For Johnson, it’s a chance to finish what he couldn’t do at the 2010 PGA Championship. Johnson led by a shot entering the final hole at Whistling Straits (Wis.), but he made a bogey on that last hole, which presumably knocked him into a playoff with Martin Kaymer and Bubba Watson. But Johnson was penalized two shots for grounding his club in the bunker (touching the sand with his club before he swung). He mistakenly thought he was hitting out a waste area and that grounding his club was permitted.
I started shaking on 16 tee box and then just tried to (finish). Just wanted to (finish).” - Jason Day
This is the best chance since then for Johnson, who has won nine times on the PGA Tour, to finally get that elusive first major.
Johnson, 30, surged to the lead Saturday in his characteristic style — with brute force — hitting drives farther than anyone else and taking advantage of shorter approach shots. On the par-4 12th he hit his tee shot 22 feet from the flag and had an easy two-putt for a birdie that gave him a two-shot lead.

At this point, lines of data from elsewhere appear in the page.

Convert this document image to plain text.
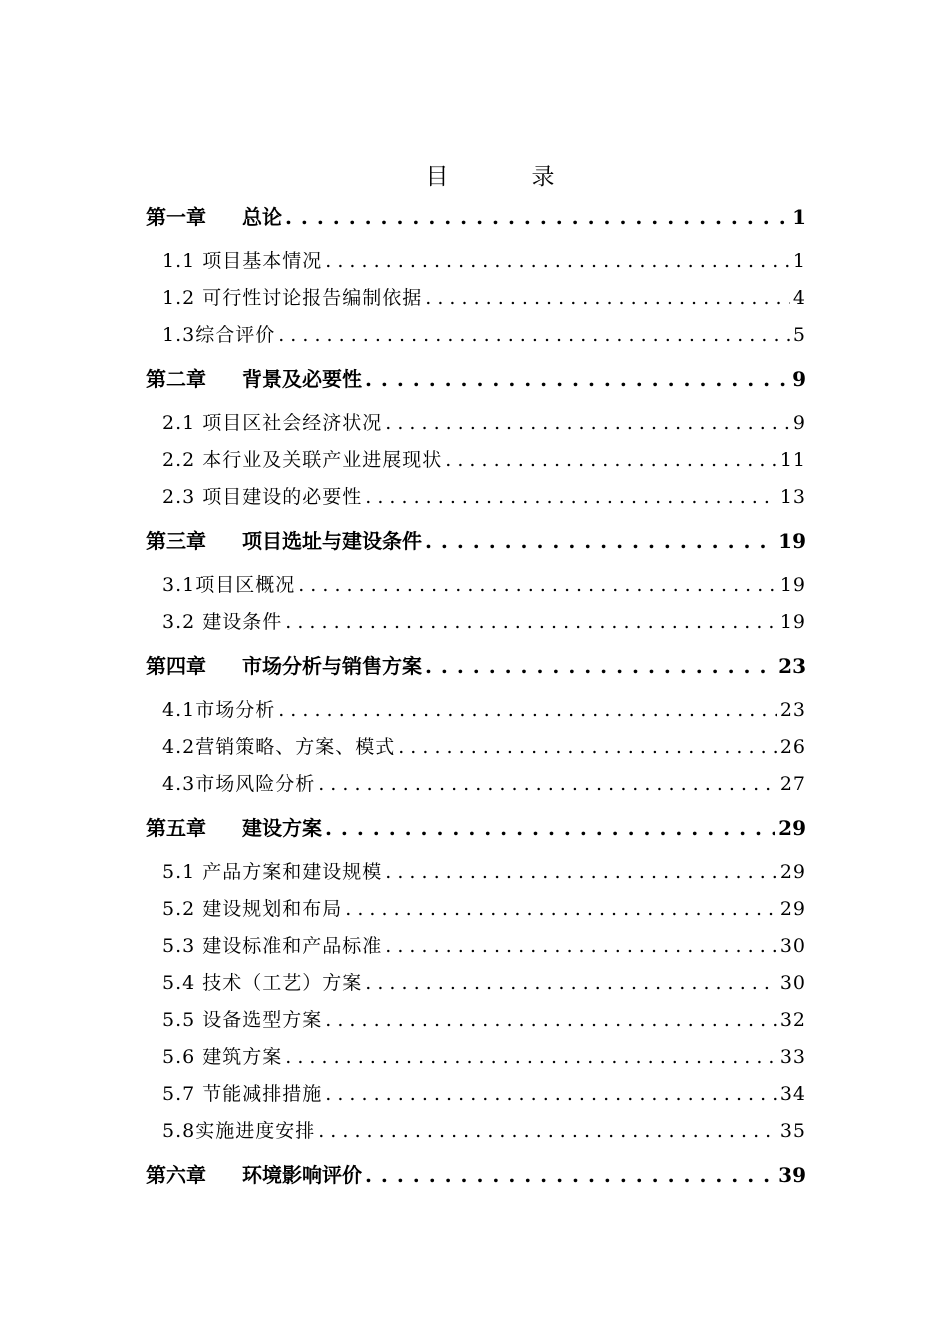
目　录
第一章 总论 . . .	1
1.1 项目基本情况 . . .	1
1.2 可行性讨论报告编制依据 . . .	4
1.3综合评价 . . .	5
第二章 背景及必要性 . . .	9
2.1 项目区社会经济状况 . . .	9
2.2 本行业及关联产业进展现状 . . .	11
2.3 项目建设的必要性 . . .	13
第三章 项目选址与建设条件 . . .	19
3.1项目区概况 . . .	19
3.2 建设条件 . . .	19
第四章 市场分析与销售方案 . . .	23
4.1市场分析 . . .	23
4.2营销策略、方案、模式 . . .	26
4.3市场风险分析 . . .	27
第五章 建设方案 . . .	29
5.1 产品方案和建设规模 . . .	29
5.2 建设规划和布局 . . .	29
5.3 建设标准和产品标准 . . .	30
5.4 技术（工艺）方案 . . .	30
5.5 设备选型方案 . . .	32
5.6 建筑方案 . . .	33
5.7 节能减排措施 . . .	34
5.8实施进度安排 . . .	35
第六章 环境影响评价 . . .	39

But he gave it back with a double bogey on the 13th hole and made pars the rest of the way to shoot 70.
“It’s still a really solid round,” Johnson said. “Even par out there this afternoon is a good score, as you can see. And I thought I played solid, hit a lot of good golf shots.”
Spieth, the 21-year-old superstar who won the Masters in April, seemed ready to take complete control of the championship after birdies on the second and third holes moved him to 7 under and gave him a three-shot lead, the biggest advantage anyone has had at this event. But he made bogeys on the next two holes and struggled with short putts the rest of the way en route to a 71.
“ So I had four three-putts today and that’s going to happen out here,” Spieth said, “and realizing that, is how you move on quickly.”
Grace, 27, is easily the most unknown of the group, but the six-time winner on the European Tour also has a good chance after a 70.
Sunday’s final round is shaping into a classic, and whether Day, second in the 2011 and 2013 U.S. Opens, can summon the energy for another great effort is far from certain.
“Last year I didn’t play the round after I had vertigo, and this one was worse,” said Day, ranked No. 10 in the world. “I think the goal was just to go through today and see how it goes.”